The implications for education are huge. Colleges, universities and training institutions need to understand the costs of education and that it needs to be about employment. As industries and economic sectors go into decline, educators need to focus on employment not on employability at a national and global level (Haar, 2017).
Artificial Intelligence in Education (AIED) has changed and evolved. As AI and other smart technologies move the workplace forward, these technologies need to be embedded in the learners’ everyday lives, supporting their culture, practices, objectives and societies. Current classroom pedagogy needs to expand to include a wider collaboration of learners with instructors, diversifying technologies and content domains. The goal of education needs to move away from a definitive body of knowledge towards giving learners the tools to become adaptive experts and on the job learners. The curriculum must expand to include not just soft skills but knowledge application, collaboration and self-regulation.

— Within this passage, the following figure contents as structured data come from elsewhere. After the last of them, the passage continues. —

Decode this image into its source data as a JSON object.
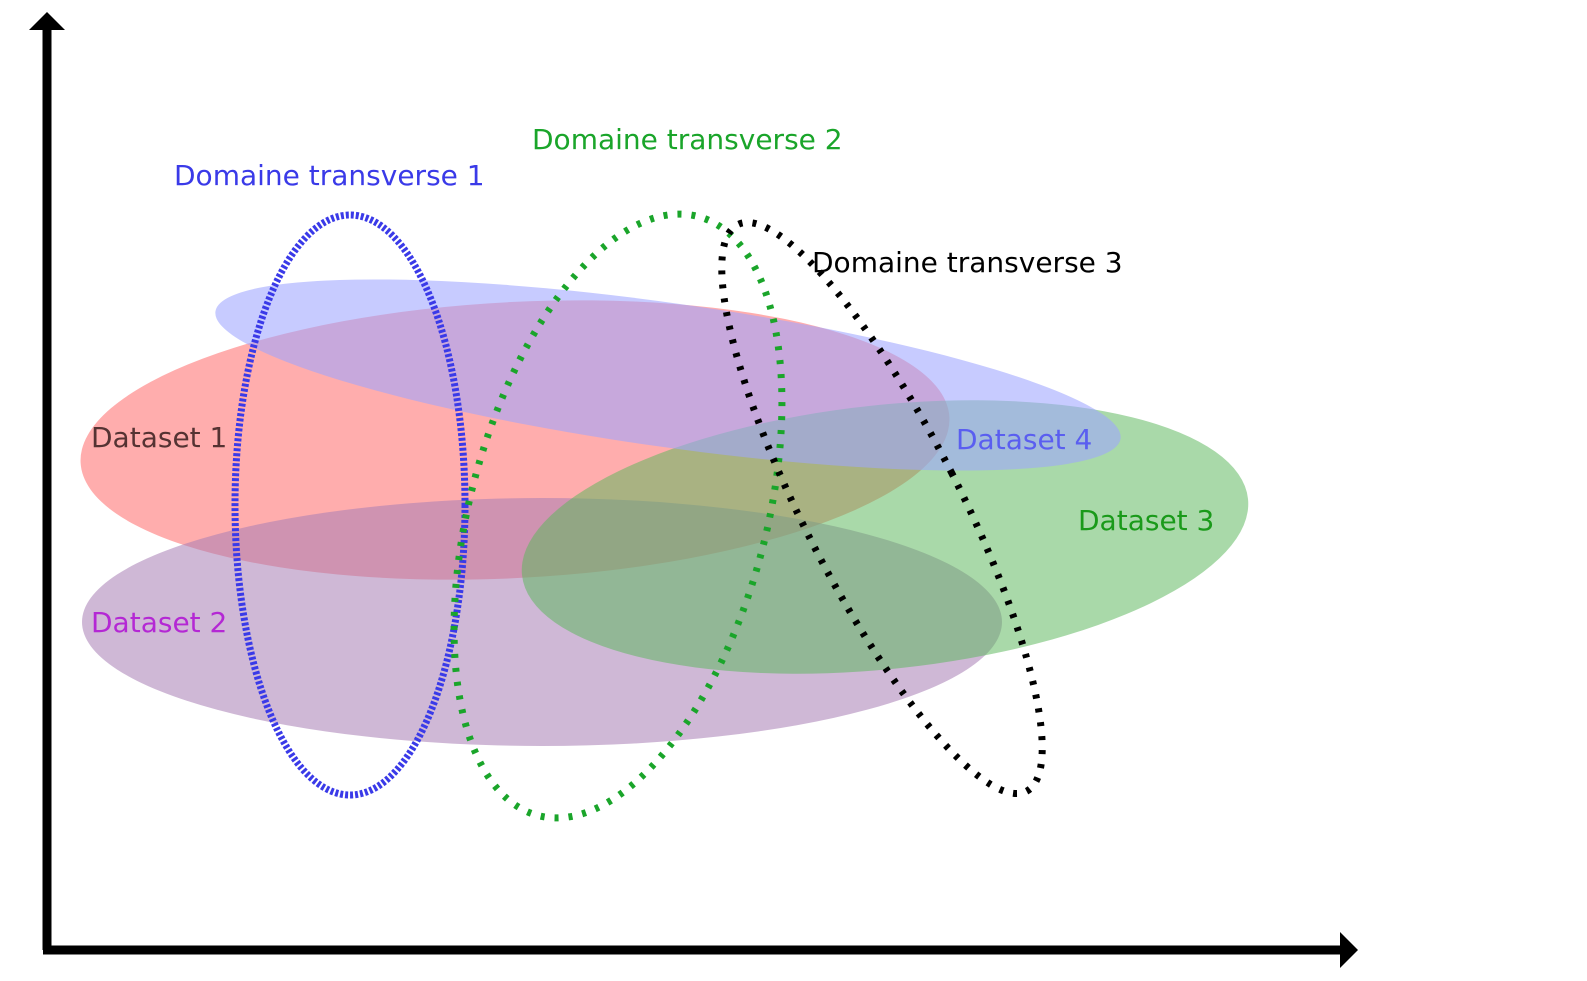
{
  "datasets": [
    {
      "label": "Dataset 1",
      "fill": "#ff5c5c",
      "text_color": "#553333"
    },
    {
      "label": "Dataset 2",
      "fill": "#a77db5",
      "text_color": "#b428d4"
    },
    {
      "label": "Dataset 3",
      "fill": "#5cb85c",
      "text_color": "#1a9a1a"
    },
    {
      "label": "Dataset 4",
      "fill": "#9ea6ff",
      "text_color": "#5a5ef0"
    }
  ],
  "domains": [
    {
      "label": "Domaine transverse 1",
      "color": "#3a3ae8"
    },
    {
      "label": "Domaine transverse 2",
      "color": "#1aa52a"
    },
    {
      "label": "Domaine transverse 3",
      "color": "#000000"
    }
  ],
  "axis_color": "#000000"
}
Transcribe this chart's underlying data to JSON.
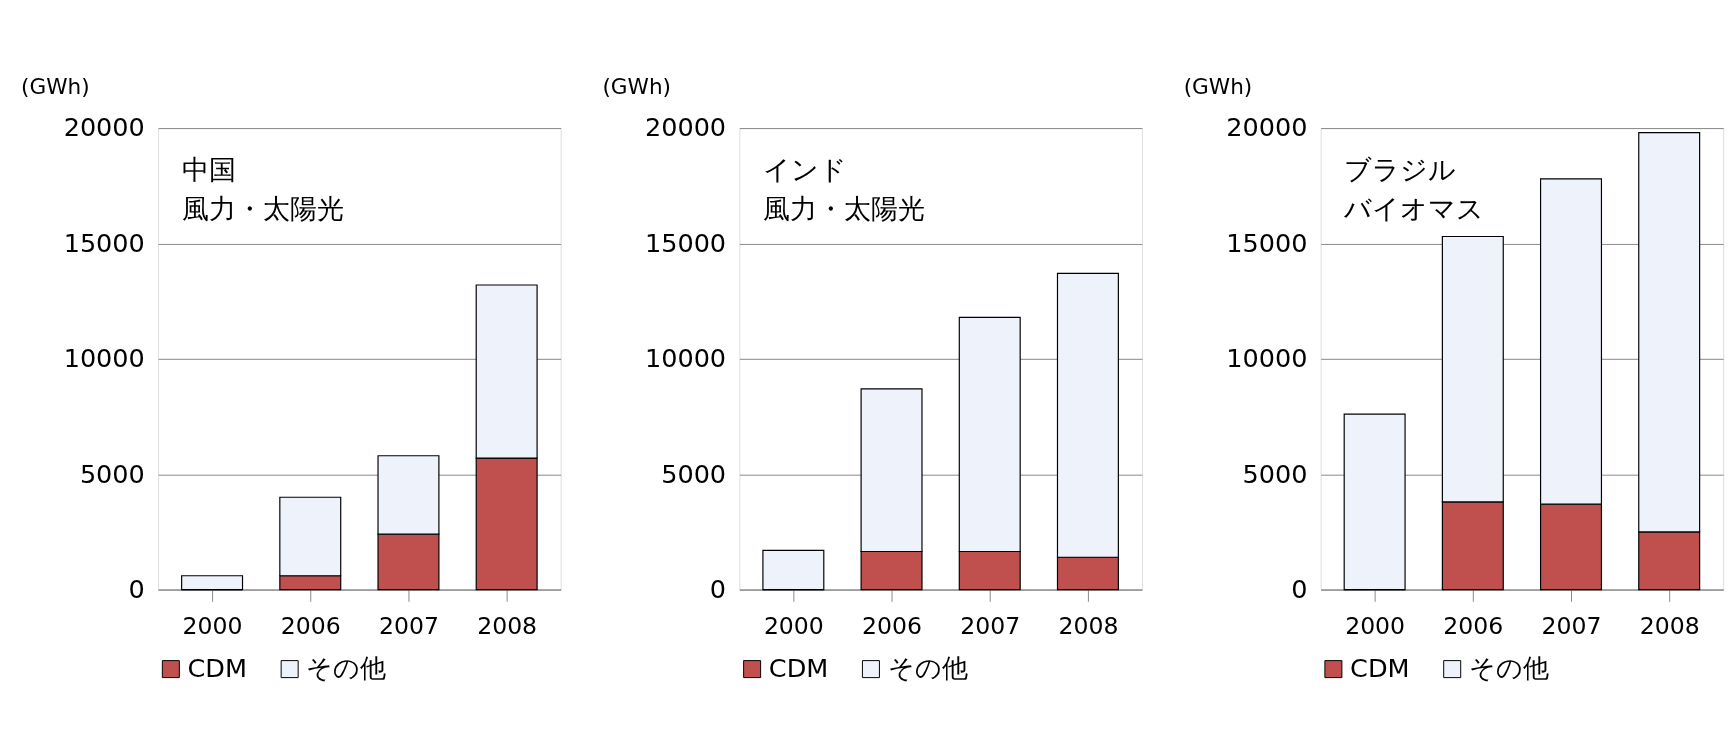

Assessments too must change to capture learning pathways and processes. Practices must include formative and summative assessments that measure just in time support and authentic work elements. The movement will be toward supporting learning anytime and anyplace, not restricted to a system or a structure. Teachers are no longer sages but are guides to the integration of the technologies and applications for seeking, finding independent, collaborative thought. Learning will focus on the authentic everyday tasks and challenges, context and actions. Embedding the learning in context will make it more relevant and real. Researchers must be bold and willing to take on new challenges, take greater risks and tackle new contexts and domains. Interactive learning environments will be more than just domain knowledge. These environments will be built to support life-long learning growth, peer interactions, and act as intelligent tutors and perhaps mentors or life coaches (Wylie, 2016).